My blood heats. If Tye regrets our evening together, he has no right to take it out on my friend. I step into his path.
Tye steps around me, his movement feline quick. “Turn around,” he tells Arisha, the fingers I know too well yanking her hair ribbon loose. “Let’s see if I can’t do a bit better.”
Arisha’s face turns the color of her coat, her mix of surprise and pleasure tickling my nose so strongly that I sneeze, blinking in my own bewilderment. What’s Tye about now?
Giving no indication of anything beyond his signature cockiness, Tye runs his dexterous fingers between Arisha’s frizzy brown strands, separating the hair into three neat bunches. “Maybe we can try one braid today,” he says. “It will be a good look for you. And maybe easier to…err…count. Just remember, anything not inside the braid is out of place.”
Arisha shrugs as if she couldn’t care less, but her eyes fight to stay open under the relaxing pressure of Tye’s hands. Knowing those fingers—and exactly what they can do—I can almost feel them on my own scalp.
…And the hint of a smile on Tye’s lips says the bastard knows that.
I open my mouth to call Tye a bastard, but close it quickly at the sight of the approaching figure.
“Well, isn’t this pretty?” Katita says, the red silk of her pants swaying from long legs and perfect hips. With her inky-black lashes and glistening blonde hair, the princess looks as feminine as she does powerful. “Your bloody lip goes well with that uniform, Osprey. Perhaps you should wear marks more often.”
“Is there something you needed?” I stride forward, cutting off Katita’s path.
“I need to know which part of keeping your hands off my things your empty mind found confusing.” Katita smiles, stepping so close that her rose-scented perfume stings my nose. Her voice drops. “You made a grave mistake yesterday.” Katita’s gaze flickers from my lip to the space over my right shoulder, where I can hear Arisha arguing with Tye over ribbons. “And there will be a penalty for it.”

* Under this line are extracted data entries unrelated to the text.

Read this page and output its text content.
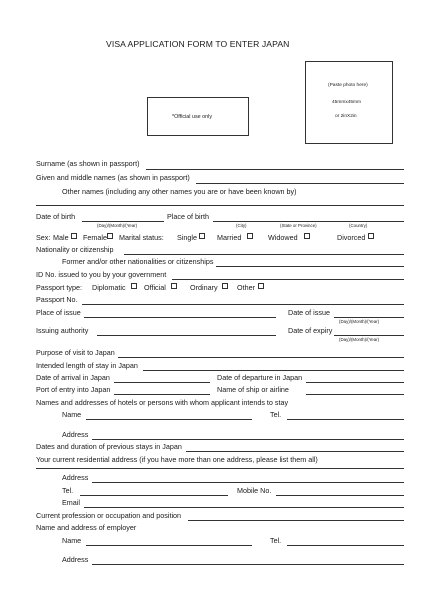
VISA APPLICATION FORM TO ENTER JAPAN
*Official use only
(Paste photo here)
45mmx45mm
or 2inX2in
Surname (as shown in passport)
Given and middle names (as shown in passport)
Other names (including any other names you are or have been known by)
Date of birth	Place of birth
(Day)/(Month)/(Year)	(City)	(State or Province)	(Country)
Sex: Male Female Marital status: Single	Married	Widowed	Divorced
Nationality or citizenship
Former and/or other nationalities or citizenships
ID No. issued to you by your government
Passport type: Diplomatic	Official	Ordinary	Other
Passport No.
Place of issue	Date of issue
(Day)/(Month)/(Year)
Issuing authority	Date of expiry
(Day)/(Month)/(Year)
Purpose of visit to Japan
Intended length of stay in Japan
Date of arrival in Japan	Date of departure in Japan
Port of entry into Japan	Name of ship or airline
Names and addresses of hotels or persons with whom applicant intends to stay
Name	Tel.
Address
Dates and duration of previous stays in Japan
Your current residential address (if you have more than one address, please list them all)
Address
Tel.	Mobile No.
Email
Current profession or occupation and position
Name and address of employer
Name	Tel.
Address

“Noted,” I say, pushing past Katita as if she’d just warned me about a new divot in the road. “Excuse me.”
“I’m not done.” Katita grabs my upper arm, her grip firm and trained. For a human. For someone who’s not had Coal as an instructor for the past year, no matter what his veil amulet tells her.
“Yes, you are.” Clamping my hand over Katita’s wrist, I put my thumb between her first two knuckles and twist. My heart pounds hard and steady, the simmering fury condensing to ice.